Actuellement, le nombre total des permis d’exploration pétrolière en cours de validité en Tunisie a atteint 25 à la fin de février 2020, dont 17 permis de recherche et 8 permis de prospection couvrant une superficie totale de 86.451 km2. Le nombre total de concessions est de 56 dont 41 en production. A travers l’Entreprise tunisienne des activités pétrolières (Etap), l’Etat tunisien participe à 32 de ces concessions en production et à trois d’une façon directe.

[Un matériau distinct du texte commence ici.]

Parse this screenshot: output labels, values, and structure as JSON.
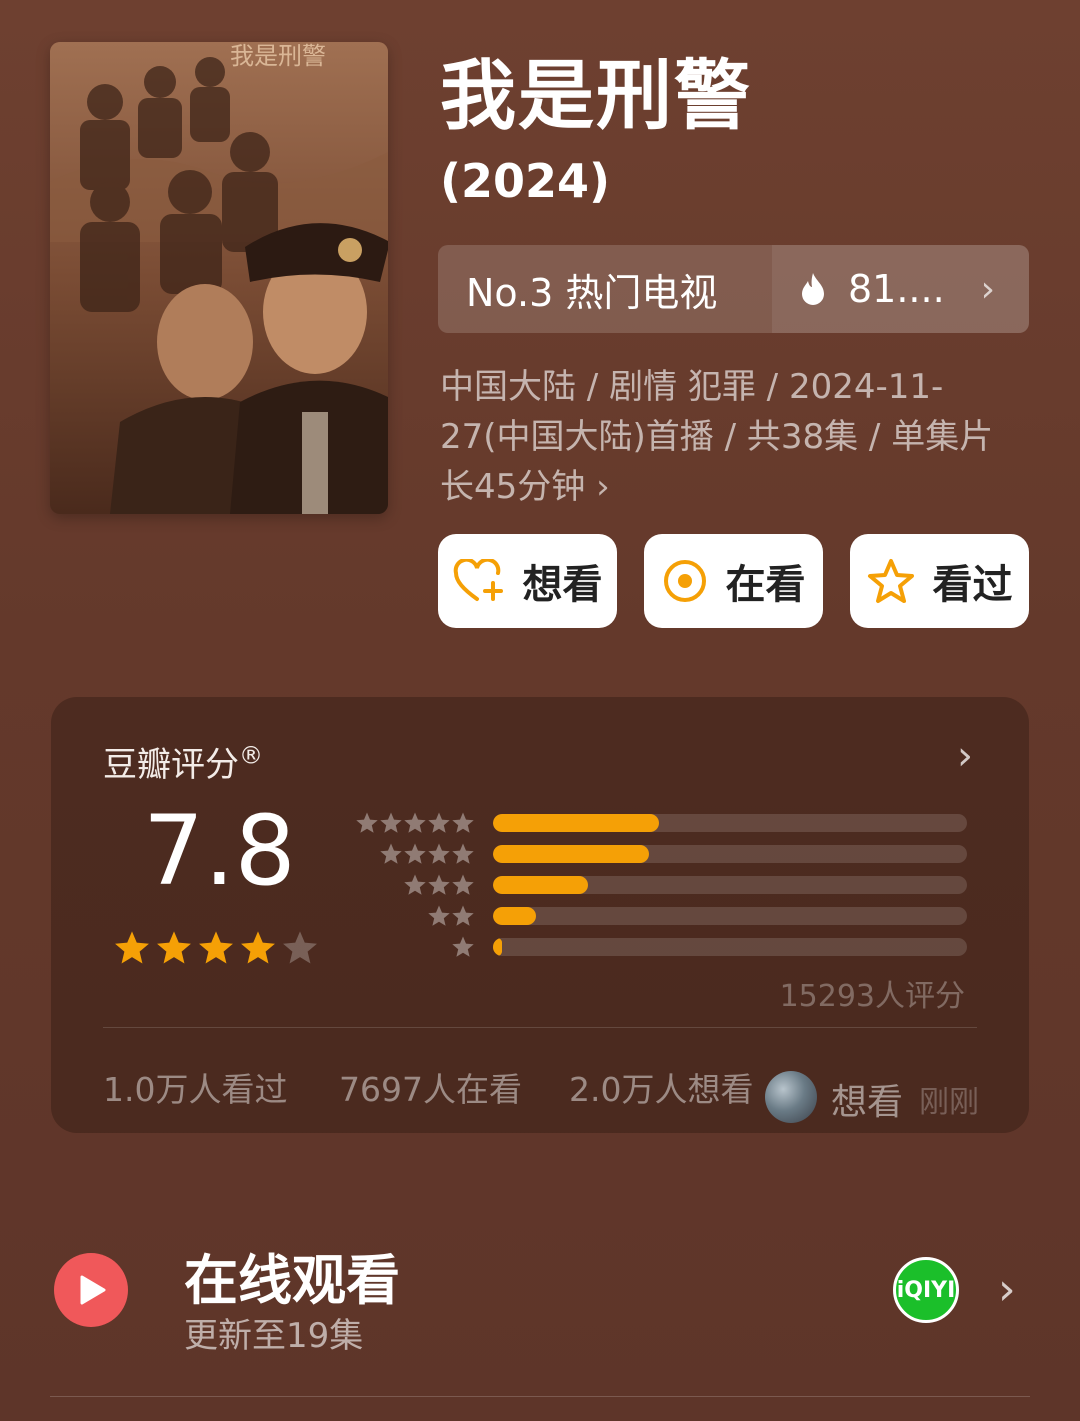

Les opérateurs étrangers ne s’y aventuraient pas par hasard. Leur confiance en ce site semble donc revenue avec force au point de partir à l’assaut de zones inexplorées. C’est le cas du norvégien « Panoceanic Energy Limited », qui part dans le nord du pays. Depuis 2015 et la découverte au large de l’Égypte du gisement de « Zohr », la Méditerranée est devenue un eldorado à prospecter.

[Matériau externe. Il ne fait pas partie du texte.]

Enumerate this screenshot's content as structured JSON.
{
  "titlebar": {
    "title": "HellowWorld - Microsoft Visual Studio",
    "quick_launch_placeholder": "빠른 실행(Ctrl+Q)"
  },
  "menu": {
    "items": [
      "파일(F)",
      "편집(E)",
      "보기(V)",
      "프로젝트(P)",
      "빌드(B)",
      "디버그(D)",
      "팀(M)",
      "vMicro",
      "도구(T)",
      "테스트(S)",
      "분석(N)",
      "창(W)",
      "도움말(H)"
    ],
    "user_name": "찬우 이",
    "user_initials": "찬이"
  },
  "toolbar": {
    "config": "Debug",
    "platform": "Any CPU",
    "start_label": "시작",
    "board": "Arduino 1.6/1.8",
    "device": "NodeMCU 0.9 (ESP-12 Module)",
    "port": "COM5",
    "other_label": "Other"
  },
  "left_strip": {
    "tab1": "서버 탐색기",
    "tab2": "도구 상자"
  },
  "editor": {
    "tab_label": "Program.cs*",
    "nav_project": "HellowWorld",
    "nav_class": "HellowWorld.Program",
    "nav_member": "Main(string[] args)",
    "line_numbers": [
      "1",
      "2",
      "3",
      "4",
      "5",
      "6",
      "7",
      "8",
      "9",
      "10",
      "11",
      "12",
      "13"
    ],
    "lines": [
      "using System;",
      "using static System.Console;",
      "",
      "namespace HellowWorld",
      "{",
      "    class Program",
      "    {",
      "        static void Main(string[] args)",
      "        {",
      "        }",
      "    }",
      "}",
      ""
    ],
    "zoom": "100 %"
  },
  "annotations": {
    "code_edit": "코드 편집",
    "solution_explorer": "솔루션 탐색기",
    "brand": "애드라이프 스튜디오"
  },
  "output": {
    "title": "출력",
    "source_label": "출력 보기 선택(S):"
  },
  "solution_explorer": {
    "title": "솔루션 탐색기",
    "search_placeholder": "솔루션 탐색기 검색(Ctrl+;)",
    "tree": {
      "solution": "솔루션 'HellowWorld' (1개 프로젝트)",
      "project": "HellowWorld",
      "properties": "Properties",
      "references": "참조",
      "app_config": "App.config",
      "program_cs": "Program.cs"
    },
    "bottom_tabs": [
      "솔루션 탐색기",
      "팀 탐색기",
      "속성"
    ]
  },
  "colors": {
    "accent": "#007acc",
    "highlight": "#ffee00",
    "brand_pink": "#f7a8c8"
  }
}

On n’arrête pas de dire, selon plusieurs sources, que la Tunisie est une région sous-explorée. Cela se confirme lorsqu’on regarde de près la politique de l’Etap qui vise à valoriser et à mettre à niveau ses données géologiques. « Nous cherchons à promouvoir et à vendre nos sites davantage à l’international par le biais des chambres de commerce mixtes, notamment vers l’Asie, où sont les nouveaux marchés », assure le PDG de l’Etap. Pour lui, les sociétés déjà présentes ne sont pas en reste. Cet intérêt que portent les investisseurs étrangers fait démentir ceux qui prédisaient un départ des sociétés étrangères après l’amendement du Code des hydrocarbures, en 2017, qui exige le vote du Parlement pour l’obtention des permis. Selon plusieurs sources, « la Tunisie n’a jamais connu une telle frénésie d’exploration depuis les années 1970, époque où les géants de l’exploitation pétrolière étaient sur place et avant d’estimer qu’il n’y avait plus rien à découvrir ».
Avis de la classe politique
Le débat sur le pétrole et la gouvernance des ressources énergétiques, pétrolières et gazières en Tunisie avait fait couler beaucoup d’encre et a été à l’origine de multiples tensions, notamment au niveau de la sphère politique.
Des responsables au sein de l’institut de gouvernance des ressources naturelles (Nrgi), en l’occurrence, Carole Nakhle, directrice fondatrice de Crystol Energy et membre du conseil d’administration de Nrgi, Thomas Lassourd, analyste économique senior chez Nrgi et Wissem Heni, responsable pays de Nrgi, en Tunisie, ont rédigé, il y a environ une année de cela (novembre 2019), un rapport qui analyse les grandes lignes du secteur pétrolier tunisien. Ce même rapport met en lumière les défis relatifs à l’investissement dans le secteur pétrolier. Il représente, également, une évaluation objective et pédagogique de la fiscalité pétrolière tunisienne, faisant abstraction des institutions en charge de la gouvernance du secteur. Les chercheurs estiment qu’« une partie de la classe politique tunisienne considère que le cadre juridique actuel régissant le pétrole et le gaz n’est pas dans l’intérêt national et appelle même à de profondes réformes, jusqu’à la nationalisation complète du secteur pour certains ».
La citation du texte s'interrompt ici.